三日時間眨眼即過。
祝太傅休養好身體後,便走馬上任,成了新任禮部尚書。
何尚書被他果斷殺雞儆猴,挑了不少錯處,喜提閉門思過半月,罰俸半年。
而項才崢也適時被他調去了禮部,做了六品主事。
雖總管官員升降調任的是吏部,但作為禮部尚書,祝太傅調個人的權利還是有的,何侍郎大約也是看明白了形勢,強行招婿的念頭淡了下來,再未叫人騷擾過項才崢。
後者當日就給雲渠送來了厚禮。
雲渠安然收下,雙方心照不宣地結了交。
“這位項大人真是個上進的。”司墨不吝稱讚,“聽說他剛去禮部第一日就配合老爺將何侍郎手下的一個郎中拉了下去,那日奴婢瞧著此人古板有餘,隻恐機靈不足,未想竟是眼拙了。”
雲渠笑了笑“他隻是素養高有禮貌,為人並不迂腐古板。”
“是是是,奴婢眼拙,隻要他肯上進就好!”
司棋噗嗤一笑“你究竟是對那位溫大人有多少怨念,見到個上進的竟激動難當。”
司墨神色萎靡下來“誰能想到寒窗十年科舉入仕的榜眼竟毫無進取之心,隻想捧著金飯碗混吃等死呢。”
雲渠先前找到的除去項才崢,還有翰林院編修溫良——那個因為拒絕上官請客邀約而被打壓的倒黴蛋。
倒不是他恃才傲物,不屑應酬,單純是又宅又懶,甚至懶得升官發財。
若非那位上官已有打壓陷害之意,他隻怕連冷板凳都坐得甘之如飴。
雲渠接觸過後,發現他當真沒有半分上進之意,便隻幫他解決了上官的打壓,得了他一個人情。
祝太傅那邊也隻提拔了一個項才崢。
“人還是太少了。
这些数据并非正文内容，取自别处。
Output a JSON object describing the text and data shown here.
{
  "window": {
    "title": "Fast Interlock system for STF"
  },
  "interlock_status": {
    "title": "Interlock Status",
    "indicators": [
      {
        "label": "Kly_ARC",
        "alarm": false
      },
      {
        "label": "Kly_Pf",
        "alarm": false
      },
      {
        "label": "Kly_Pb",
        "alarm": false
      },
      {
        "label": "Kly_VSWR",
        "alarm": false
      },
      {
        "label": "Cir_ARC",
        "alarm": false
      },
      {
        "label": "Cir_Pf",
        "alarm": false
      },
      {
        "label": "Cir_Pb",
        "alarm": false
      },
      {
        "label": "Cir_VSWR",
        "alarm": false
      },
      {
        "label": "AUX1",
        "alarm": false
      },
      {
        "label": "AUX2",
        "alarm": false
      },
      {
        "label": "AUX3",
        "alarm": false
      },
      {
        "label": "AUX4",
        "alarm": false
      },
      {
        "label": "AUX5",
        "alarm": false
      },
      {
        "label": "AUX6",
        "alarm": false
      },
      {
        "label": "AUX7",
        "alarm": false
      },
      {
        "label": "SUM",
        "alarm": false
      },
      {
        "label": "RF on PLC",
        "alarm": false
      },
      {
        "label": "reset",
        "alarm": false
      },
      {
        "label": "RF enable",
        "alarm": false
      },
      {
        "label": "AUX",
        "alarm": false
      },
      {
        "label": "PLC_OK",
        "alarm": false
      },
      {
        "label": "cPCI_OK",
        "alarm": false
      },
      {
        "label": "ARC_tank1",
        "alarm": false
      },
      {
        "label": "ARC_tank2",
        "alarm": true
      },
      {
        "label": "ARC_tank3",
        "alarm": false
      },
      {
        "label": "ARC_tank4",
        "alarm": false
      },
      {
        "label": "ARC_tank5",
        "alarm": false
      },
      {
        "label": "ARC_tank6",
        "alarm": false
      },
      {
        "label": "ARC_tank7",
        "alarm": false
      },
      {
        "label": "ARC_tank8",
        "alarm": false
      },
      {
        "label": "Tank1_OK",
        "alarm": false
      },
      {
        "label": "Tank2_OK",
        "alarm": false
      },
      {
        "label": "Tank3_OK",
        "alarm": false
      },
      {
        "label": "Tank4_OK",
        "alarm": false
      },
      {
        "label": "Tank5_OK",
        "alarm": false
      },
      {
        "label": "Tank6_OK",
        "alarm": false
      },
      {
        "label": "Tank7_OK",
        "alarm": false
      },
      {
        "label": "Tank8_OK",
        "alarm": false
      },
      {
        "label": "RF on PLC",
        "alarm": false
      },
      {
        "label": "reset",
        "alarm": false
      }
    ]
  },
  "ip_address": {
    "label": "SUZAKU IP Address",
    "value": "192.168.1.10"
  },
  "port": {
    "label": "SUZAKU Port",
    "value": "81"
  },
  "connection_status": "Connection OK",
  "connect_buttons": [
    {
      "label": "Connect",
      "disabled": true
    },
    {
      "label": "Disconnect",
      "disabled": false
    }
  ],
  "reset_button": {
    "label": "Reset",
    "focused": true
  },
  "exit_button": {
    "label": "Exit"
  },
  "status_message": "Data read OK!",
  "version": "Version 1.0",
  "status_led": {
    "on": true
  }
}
”雲渠想了想,問司棋道,“你先前說直隸那邊有個被嶽家挾製的舉人?”
司棋意會,當即道“他處境不算太艱難,尚可等候,再過五日便是下元節,當今要出郊往護國寺持齋誦經,往年咱們府皆在隨行之列,想來今年亦然,不如屆時齋戒完畢,姑娘順路往直隸去瞧瞧?”
雲渠眼神微閃,垂眸飲茶“那便正好。”
這是古時流傳下來的習俗,孟冬時節,天子有出郊迎冬之禮,大胤則更繁瑣些,帝後要相攜去往護國寺誦經祈福,為逝者寄哀思,為生民佑來年。
當然並非百官皆隨行,隻有宗室重臣及其家眷可一同前往,齋戒三日。
正在此時,陸一通報後進來,拿出一個紙條“姑娘,這是陸五方才叫人送來的。”
司墨皺眉道“莫不是二姑娘又出什麼幺蛾子了?”
陸五一直在監視祝念安。
雲渠打開瞧了瞧,垂下的眼眸閃過一抹微光。
沉思過後,她走去桌前,抬手寫下一行字,折起來封好後遞給陸一。
“你將這個送去晉王府。”
“是。”
司棋見狀,問道“姑娘,可有需要我們準備的?”
“不必。”雲渠輕聲對司墨道,“你先去直隸盯著,若得閒再找找地方,我想開家茶館。”
司墨應是,問清楚她的要求後就去收拾東西,準備出發了。
隨後雲渠交代司棋“近日除去陸五,不必叫人盯著二妹妹了,也不必再禁足,她想做什麼都隨她。”
“是。”
接下來的幾日,雲渠除去處理府中事務,打理產業,便隻待在府中看書,非必要連房門都不會出。
到了下元節前一日,正元帝終於要動身去往護國寺。